Sunday, January 25, 2015

Palais Garnier - The Paris Opera House




When guests arrive in Paris, we often meet them across from the Palais Garnier where the Roissy bus drops off passengers from Charles de Gaulle Airport. Coming out of the Opéra metro station, I am dazzled by the sight of the Palais Garnier as I come into the light.

The Paris Opera House, aka Palais Garnier, was built during the Second Empire under Napoleon III. A young architect named Charles Garnier was chosen through a competition.
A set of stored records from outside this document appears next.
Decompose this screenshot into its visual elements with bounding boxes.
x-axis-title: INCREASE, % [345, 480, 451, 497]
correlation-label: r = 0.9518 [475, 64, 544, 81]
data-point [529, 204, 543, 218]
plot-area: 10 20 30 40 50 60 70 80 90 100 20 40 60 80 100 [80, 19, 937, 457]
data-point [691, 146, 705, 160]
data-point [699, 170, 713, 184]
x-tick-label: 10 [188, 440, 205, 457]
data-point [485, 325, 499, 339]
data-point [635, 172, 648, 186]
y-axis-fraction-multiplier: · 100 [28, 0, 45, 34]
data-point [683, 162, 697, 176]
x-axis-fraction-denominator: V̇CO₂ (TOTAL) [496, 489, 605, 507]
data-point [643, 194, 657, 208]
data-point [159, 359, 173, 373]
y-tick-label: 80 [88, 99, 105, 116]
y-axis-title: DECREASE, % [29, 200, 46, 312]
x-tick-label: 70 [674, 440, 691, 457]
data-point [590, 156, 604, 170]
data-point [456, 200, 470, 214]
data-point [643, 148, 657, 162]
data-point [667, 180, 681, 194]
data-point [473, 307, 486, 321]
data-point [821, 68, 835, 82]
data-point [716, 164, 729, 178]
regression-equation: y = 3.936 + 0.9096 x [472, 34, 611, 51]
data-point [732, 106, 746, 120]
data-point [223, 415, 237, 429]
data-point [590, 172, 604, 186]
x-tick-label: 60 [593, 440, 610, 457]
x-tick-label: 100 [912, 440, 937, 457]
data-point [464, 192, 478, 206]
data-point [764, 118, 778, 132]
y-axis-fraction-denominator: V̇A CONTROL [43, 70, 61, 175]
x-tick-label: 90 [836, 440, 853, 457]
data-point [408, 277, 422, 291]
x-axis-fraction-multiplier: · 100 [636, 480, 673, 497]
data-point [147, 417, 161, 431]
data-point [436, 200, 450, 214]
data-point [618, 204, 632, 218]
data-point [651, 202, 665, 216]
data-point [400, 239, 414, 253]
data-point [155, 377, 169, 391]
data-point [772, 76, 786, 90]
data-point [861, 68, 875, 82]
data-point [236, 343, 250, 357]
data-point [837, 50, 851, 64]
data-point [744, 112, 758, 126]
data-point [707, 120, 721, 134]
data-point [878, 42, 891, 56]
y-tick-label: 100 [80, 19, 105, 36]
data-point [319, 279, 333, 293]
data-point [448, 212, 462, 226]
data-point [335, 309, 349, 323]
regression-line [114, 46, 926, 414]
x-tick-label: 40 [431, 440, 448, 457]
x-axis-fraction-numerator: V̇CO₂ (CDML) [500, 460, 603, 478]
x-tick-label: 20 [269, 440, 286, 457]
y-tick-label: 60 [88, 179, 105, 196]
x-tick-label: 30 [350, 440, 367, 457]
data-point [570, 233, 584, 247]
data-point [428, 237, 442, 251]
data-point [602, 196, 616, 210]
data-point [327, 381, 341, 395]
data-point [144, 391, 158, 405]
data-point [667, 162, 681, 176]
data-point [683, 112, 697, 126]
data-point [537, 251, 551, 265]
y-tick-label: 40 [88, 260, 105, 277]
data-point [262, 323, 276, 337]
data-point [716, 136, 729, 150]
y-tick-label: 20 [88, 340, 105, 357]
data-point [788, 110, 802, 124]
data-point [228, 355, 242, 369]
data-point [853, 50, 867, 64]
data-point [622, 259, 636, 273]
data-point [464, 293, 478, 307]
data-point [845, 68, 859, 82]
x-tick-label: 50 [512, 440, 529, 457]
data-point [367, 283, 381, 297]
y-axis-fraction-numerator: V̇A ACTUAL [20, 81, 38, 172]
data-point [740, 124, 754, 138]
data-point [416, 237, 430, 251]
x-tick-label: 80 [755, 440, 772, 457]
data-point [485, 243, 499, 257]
The opening of the grand opera house was meant to coincide with the 1867 Universal Exposition, but in fact it was not completed until 1875. By that time, Napoleon III was long gone following the disastrous defeat of the Franco-Prussian War and the project so far over budget that poor Garnier was not invited to the grand opening.

Considered a masterpiece by many, this apogee of Beaux Arts architecture has been criticized as an over-the-top temple to the rich and socially connected. 

                    The Ballroom                                         The Grand Stairway

Marc Chagall ceiling
Inside the auditorium
(Photographs courtesy of Alex Peacocke)



In reality, most of the theatre of the Palais Garnier took place off stage.  The opera house was purposefully designed to showcase the patrons rather than the players--to flaunt and to dazzle.  Here, on the grand stairway, inside plush box seats and afterwards in the ballroom, Parisian high society came to see and be seen. 

The infamous chandelier
The Paris Opera House is probably most famous as the setting for Gaston Leroux’s 1910 novel The Phantom of the Opera and the hugely successful Andrew Lloyd Weber musical, still playing on Broadway. How historically accurate is the story? In 1896, during a performance of Faust, the 8-ton chandelier broke loose, killing a woman in the audience and inspiring the novel. The foundation of the Opera House straddles an underground lake, which becomes the phantom's imaginary haunt in the story.
A new opera house was built under Mitterand in 1980’s “for the people".  It was pointedly built in the Place de la Bastille to emphasize the message. No doubt it functions much better as a venue for opera, music and dance, but in my opinion, it lacks the grandeur and pizazz of the Palais Garnier.